Overview

Previously, I created a repository combining Babylon.js and Nuxt 3.

Meanwhile, a tutorial for using Vue with Babylon.js has been published at the following link.

https://doc.babylonjs.com/communityExtensions/Babylon.js+ExternalLibraries/BabylonJS_and_Vue

This time, I implemented the following tutorial from the above site using Nuxt 3.

https://doc.babylonjs.com/communityExtensions/Babylon.js+ExternalLibraries/BabylonJS_and_Vue/BabylonJS_and_Vue_2

The demo site is as follows.

https://nakamura196.github.io/nuxt3-babylonjs/

The source code is as follows.

https://github.com/nakamura196/nuxt3-babylonjs

Tutorial

Passing data from BabylonJS to Vue using callbacks

This is the most verbose, but the safest, most extensible, and most reusable approach. Basically, you create methods in the BabylonJS scene code and export them accordingly, allowing you to import them in Vue components and call each one.

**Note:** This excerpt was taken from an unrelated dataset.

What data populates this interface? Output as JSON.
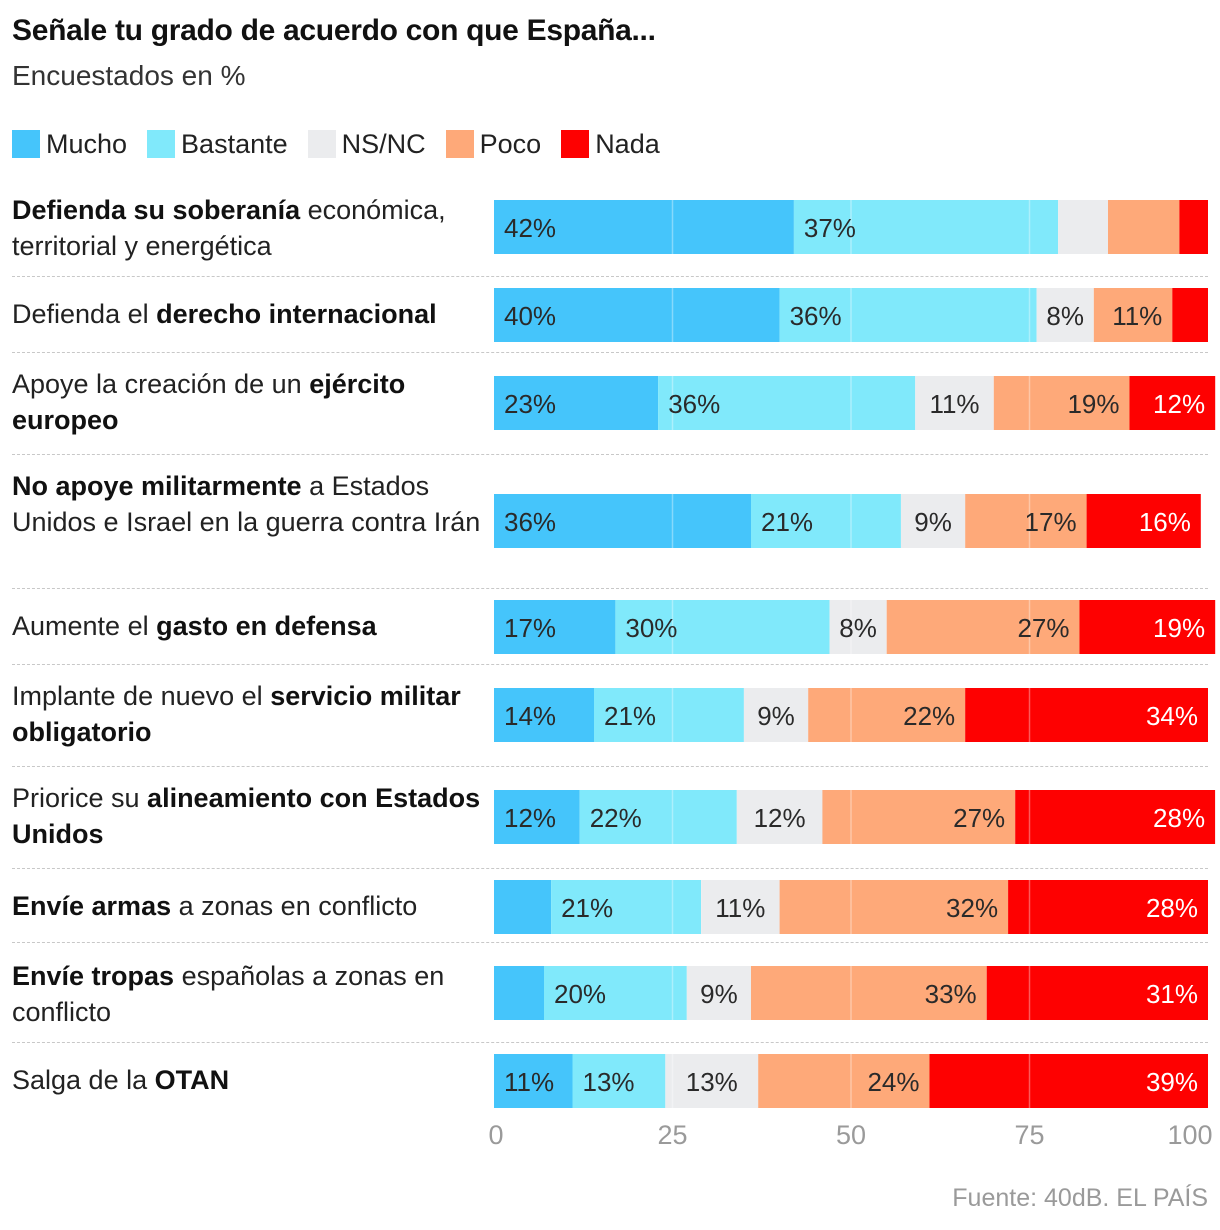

https://nakamura196.github.io/nuxt3-babylonjs/third/

Passing data from BabylonJS to Vue using an exposed Engine object

The big change here is that the createScene method returns the Engine and Scene objects, exposing them to the Vue component so the component can access them directly. These two objects are stored in the Vue component for later access. Immediately after, an interval is created that sends the FPS value to the parent App.vue component every second. It pulls the FPS value directly from the BabylonJS Engine object into the Vue component.

Sending data from Vue to BabylonJS with loose coupling and without exposing the BabylonJS objects to Vue

As already written, you simply create methods for everything you need to access or manipulate. (…) You modify the BabylonJS scene file and export these methods so they can be imported in Vue components.

https://nakamura196.github.io/nuxt3-babylonjs/4/

Sending data from Vue to BabylonJS and vice versa with an exposed BabylonJS Vector3 object

This example introduces communication using exposed BabylonJS objects. In the last method, we expose the Engine and Scene objects. You can expose very few things. For example, exposing just a Vector3 is a much better approach than exposing the entire Scene.

In this scenario, we retrieve the required Vector3 objects from the BabylonJS scene via method calls. We use getPosition and getRotation methods. These Vector3 objects are output to the parent App.vue component, where the data is displayed.

https://nakamura196.github.io/nuxt3-babylonjs/5/

Sending data from Vue to BabylonJS with an exposed BabylonJS Engine and Scene object

And the third method we try is exposing the Engine and Scene objects to the BabylonScene Vue component.

https://nakamura196.github.io/nuxt3-babylonjs/6/

Summary

I have not fully understood the differences between each approach, so I would like to continue investigating.

I hope this serves as a useful reference for using Babylon.js with Vue (Vue 3 and Nuxt 3).